There are three potential ways the zone could be implemented.
There were 10,970 individual responses to public consultation and three petitions opposing the ‘peak-time congestion control points’ (PCCPs), gathering 10,590 signatures in all.
Now, City Deal plans to push forward with the seven other proposals, including a workplace parking levy (WPL), with the addition of a ‘Clean Air Zone’ – described as a “more nuanced set of physical demand measures”.
A new transport officer is expected to be appointed this month to take the lead on schemes being lined up for delivery.
City Deal board chair Cllr Lewis Herbert also made it clear that a congestion charge for the city would not be progressed, despite growing calls for one from some quarters in recent weeks. A Clean Air Zone could be seen as a similar concept – so what exactly could it mean?

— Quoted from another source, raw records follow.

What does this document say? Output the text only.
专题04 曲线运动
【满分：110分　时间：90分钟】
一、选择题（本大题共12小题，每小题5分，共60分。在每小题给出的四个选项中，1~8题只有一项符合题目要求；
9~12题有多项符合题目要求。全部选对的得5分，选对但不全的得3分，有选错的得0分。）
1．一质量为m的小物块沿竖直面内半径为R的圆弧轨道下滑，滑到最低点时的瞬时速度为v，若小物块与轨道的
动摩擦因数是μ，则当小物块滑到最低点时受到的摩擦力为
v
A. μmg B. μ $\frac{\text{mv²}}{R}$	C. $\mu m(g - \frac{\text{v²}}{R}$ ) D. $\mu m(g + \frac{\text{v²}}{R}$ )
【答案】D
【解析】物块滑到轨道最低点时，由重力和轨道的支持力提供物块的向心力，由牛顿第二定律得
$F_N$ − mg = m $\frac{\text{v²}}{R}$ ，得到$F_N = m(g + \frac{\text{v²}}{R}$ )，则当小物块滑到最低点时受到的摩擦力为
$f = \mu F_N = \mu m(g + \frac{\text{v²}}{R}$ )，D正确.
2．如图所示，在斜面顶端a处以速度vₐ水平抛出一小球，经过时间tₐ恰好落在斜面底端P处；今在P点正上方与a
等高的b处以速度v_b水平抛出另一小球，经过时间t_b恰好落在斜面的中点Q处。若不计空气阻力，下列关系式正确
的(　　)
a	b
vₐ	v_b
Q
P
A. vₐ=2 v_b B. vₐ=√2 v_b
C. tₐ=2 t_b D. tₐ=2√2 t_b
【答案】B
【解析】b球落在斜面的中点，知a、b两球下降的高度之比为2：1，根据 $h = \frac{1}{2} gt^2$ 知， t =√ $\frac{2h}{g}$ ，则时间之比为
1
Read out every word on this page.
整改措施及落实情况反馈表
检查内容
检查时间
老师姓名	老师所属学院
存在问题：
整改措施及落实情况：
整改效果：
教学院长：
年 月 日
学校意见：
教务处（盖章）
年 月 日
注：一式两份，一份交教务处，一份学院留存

City Deal’s head of city access, Hilary Holden, told the Cambridge Independent that the zone would not necessarily mean a pollution charge and would likely not be used to generate revenue.
She said: “There are three ways of achieving a Clean Air Zone, only one is a pollution charge. The second is one which proactively bans certain vehicles that aren’t clean or sees that only certain vehicle types that are clean enter.
“There are a range of possibilities. We’re on a wave of momentum in delivering clean air, nationally. I think we can benefit from what they’re doing.”
“We are putting clean air up there because a lot of people brought it up on the consultation for PCCPs – conventionally fuelled motorbikes, for example, could go through but they contribute to poor air quality.”
The Clean Air Zone would likely share the same border as the Air Quality Management Area that is already in place in Cambridge - the red line on the above map.
In 2014, Public Health England published a study that concluded that ‘particulate air pollution’ accounted for 47 deaths of residents aged over 25 in Cambridge in 2010 and an associated loss of 468 years of life. Across the East, 5.6 per cent of deaths that year were attributed to poor air quality.
A workplace parking levy (WPL) would be used by the City Deal to raise funds, subsidising buses which would tackle congestion and air quality problems. In Nottingham, WPL money has been used to buy electric buses.